"If the Boomers had Woodstock," said Todd Martens in the Chicago Tribune, "Generation X had John Hughes." The director, who died last Thursday, fully understood the "isolation, awkwardness," and "general distrust of authority" that accompanies "teen angst," and he "was one to carefully sculpt mix tapes to accompany his pictures." Hughes' movies could "comfortably jump from the melodrama of The Smiths to the electro-fierceness of New Order," and "no prom from 1986 to 1994 was worth attending if it didn't feature Orchestral Manoeuvres in the Dark's 'If You Leave.'" (listen to "If You Leave")
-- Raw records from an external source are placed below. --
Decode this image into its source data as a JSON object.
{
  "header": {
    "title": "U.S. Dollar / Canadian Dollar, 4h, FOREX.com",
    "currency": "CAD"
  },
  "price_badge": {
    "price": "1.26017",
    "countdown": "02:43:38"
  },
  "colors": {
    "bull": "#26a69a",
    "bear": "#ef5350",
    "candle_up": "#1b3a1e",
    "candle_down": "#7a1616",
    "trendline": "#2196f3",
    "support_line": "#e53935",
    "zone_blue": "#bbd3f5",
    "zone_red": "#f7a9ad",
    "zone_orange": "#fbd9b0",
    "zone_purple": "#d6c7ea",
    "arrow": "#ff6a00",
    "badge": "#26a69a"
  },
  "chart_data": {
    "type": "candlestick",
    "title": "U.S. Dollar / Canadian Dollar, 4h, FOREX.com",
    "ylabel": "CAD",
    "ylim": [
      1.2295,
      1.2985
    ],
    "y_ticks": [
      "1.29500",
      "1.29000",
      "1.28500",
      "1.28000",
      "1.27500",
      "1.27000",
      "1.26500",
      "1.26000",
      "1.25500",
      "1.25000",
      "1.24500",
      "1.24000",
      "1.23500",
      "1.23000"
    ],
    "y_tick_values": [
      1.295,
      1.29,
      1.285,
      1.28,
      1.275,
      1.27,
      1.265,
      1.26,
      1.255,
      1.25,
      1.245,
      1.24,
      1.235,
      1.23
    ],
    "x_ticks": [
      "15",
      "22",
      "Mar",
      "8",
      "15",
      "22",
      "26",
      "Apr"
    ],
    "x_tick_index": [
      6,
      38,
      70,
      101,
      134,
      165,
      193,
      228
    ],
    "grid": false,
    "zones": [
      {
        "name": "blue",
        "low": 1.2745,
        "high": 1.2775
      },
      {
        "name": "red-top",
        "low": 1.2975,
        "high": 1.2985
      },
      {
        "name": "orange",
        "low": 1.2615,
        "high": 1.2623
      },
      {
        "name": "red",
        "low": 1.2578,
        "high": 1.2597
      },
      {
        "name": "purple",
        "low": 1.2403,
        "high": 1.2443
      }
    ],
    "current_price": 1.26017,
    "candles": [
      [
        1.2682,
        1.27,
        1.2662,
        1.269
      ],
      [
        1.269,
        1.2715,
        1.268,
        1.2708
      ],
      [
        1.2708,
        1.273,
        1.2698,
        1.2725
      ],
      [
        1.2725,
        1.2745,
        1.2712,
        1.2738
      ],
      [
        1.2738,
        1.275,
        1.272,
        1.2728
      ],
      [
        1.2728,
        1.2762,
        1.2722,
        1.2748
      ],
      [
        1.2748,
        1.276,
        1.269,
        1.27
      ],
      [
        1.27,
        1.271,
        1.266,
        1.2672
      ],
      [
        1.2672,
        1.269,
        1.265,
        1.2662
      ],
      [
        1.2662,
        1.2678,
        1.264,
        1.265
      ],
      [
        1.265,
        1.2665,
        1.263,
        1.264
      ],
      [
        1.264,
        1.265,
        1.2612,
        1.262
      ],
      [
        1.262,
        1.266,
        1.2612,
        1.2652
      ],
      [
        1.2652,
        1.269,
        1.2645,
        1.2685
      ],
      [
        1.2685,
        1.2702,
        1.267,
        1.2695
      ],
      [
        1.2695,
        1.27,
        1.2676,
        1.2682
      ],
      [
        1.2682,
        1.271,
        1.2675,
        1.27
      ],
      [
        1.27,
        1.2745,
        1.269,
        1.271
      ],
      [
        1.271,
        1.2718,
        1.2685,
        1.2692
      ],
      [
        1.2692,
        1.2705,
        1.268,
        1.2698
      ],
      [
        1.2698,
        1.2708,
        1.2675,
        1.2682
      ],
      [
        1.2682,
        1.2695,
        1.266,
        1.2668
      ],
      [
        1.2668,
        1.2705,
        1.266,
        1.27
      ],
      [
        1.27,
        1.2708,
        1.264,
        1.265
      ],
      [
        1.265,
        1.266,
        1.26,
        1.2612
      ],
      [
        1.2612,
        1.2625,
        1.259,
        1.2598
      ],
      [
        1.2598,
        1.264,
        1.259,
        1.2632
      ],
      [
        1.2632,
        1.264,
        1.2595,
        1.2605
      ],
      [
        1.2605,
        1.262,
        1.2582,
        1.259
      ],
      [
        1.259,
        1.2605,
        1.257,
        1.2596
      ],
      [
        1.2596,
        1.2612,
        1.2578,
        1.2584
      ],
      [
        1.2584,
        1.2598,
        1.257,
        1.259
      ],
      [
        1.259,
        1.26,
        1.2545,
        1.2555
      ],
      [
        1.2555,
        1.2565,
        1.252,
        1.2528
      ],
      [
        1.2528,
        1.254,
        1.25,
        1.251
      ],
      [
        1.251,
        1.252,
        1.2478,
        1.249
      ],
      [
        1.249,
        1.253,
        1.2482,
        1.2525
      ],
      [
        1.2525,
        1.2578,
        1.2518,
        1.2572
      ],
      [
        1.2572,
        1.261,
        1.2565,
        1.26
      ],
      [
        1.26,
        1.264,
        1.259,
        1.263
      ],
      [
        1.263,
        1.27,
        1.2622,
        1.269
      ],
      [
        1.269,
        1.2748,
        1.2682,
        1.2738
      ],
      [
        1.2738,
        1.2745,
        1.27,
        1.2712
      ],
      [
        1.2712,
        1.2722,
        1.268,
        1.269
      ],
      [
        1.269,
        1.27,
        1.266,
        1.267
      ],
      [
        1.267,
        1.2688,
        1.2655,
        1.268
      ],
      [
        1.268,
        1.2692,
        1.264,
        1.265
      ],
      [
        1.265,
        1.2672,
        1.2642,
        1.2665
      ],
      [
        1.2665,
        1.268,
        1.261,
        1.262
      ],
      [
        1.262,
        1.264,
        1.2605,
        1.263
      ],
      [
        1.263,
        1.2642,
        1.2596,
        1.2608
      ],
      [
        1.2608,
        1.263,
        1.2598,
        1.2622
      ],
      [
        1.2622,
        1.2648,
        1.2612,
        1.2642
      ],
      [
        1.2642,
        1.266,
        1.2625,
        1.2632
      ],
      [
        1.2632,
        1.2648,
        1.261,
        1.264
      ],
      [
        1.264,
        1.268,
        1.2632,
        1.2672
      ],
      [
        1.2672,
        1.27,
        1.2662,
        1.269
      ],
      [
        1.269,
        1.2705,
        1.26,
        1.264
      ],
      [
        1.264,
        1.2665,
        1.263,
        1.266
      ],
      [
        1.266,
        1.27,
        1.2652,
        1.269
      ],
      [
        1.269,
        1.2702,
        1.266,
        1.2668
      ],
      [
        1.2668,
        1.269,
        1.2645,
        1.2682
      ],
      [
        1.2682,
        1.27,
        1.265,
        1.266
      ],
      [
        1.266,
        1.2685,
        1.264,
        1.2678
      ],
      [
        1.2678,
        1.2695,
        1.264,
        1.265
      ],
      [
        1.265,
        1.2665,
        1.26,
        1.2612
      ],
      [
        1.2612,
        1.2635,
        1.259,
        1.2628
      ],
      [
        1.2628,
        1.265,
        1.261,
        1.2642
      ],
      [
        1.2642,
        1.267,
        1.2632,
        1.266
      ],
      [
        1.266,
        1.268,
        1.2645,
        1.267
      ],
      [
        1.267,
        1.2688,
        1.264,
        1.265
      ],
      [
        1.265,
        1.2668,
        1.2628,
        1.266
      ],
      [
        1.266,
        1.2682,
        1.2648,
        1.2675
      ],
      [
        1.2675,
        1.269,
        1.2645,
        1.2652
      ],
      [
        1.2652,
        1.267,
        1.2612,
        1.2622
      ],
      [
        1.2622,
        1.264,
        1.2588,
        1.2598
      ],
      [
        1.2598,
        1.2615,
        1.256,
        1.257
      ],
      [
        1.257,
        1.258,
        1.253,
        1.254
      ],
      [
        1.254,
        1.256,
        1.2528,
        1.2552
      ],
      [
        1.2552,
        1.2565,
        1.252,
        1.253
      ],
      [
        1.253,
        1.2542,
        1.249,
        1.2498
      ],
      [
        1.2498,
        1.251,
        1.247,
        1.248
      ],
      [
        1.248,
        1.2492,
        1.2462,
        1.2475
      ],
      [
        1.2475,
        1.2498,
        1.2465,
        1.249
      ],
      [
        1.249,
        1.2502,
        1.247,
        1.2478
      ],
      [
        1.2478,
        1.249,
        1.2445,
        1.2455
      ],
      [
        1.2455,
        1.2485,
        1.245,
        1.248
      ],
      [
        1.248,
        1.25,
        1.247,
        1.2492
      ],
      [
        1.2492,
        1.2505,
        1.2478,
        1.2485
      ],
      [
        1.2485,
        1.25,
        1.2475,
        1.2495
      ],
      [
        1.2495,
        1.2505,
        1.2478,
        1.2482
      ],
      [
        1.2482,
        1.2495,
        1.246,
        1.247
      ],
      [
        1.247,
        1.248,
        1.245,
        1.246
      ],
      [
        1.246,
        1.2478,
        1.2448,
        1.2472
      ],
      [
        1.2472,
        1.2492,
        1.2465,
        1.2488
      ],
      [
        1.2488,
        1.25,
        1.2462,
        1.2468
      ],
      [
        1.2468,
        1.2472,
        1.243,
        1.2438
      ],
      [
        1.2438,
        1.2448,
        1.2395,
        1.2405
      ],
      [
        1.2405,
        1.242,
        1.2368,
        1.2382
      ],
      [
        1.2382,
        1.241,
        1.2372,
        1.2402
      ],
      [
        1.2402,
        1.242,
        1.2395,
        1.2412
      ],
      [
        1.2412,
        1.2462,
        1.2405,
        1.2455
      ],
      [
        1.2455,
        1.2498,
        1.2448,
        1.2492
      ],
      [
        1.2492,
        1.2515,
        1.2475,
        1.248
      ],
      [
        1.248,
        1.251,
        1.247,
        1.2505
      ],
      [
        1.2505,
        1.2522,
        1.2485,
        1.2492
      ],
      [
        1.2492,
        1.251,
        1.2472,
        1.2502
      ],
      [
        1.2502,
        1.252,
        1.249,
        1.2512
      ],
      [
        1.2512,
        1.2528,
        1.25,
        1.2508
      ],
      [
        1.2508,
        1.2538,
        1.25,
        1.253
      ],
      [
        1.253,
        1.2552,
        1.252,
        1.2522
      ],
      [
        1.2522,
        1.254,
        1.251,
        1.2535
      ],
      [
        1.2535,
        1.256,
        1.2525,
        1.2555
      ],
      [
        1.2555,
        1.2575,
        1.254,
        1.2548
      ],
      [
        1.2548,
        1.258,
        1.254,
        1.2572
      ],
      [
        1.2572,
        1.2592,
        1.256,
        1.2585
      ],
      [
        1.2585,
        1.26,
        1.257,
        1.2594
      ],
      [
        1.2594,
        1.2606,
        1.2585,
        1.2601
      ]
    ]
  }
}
Hughes also had a talent for "discovering new music," said Bryan Borzykowski in Metro Canada. When he included the song "Don't You Forget About Me" by "little known U.K." band Simple Minds (watch the video) in his movie The Breakfast Club, "it made waves through the music and movie communities" and "transformed Hughes from a talented director to pop culture trend-setter." It could also be argued that he was "responsible for making new wave the soundtrack to the '80s."
"But Hughes went beyond the '80s and utilized other decades too," said Liza Woods in Examiner.com, "using artists like Marvin Gaye and Sam Cooke as well." And some of the songs he used "were just as memorable as the famous scenes they were used in." Who can forget Matthew Broderick's rendition of the Beatles' "Twist and Shout" at the end of Ferris Bueller's Day Off? (watch) John Hughes may be gone, but he left the world many "gifts."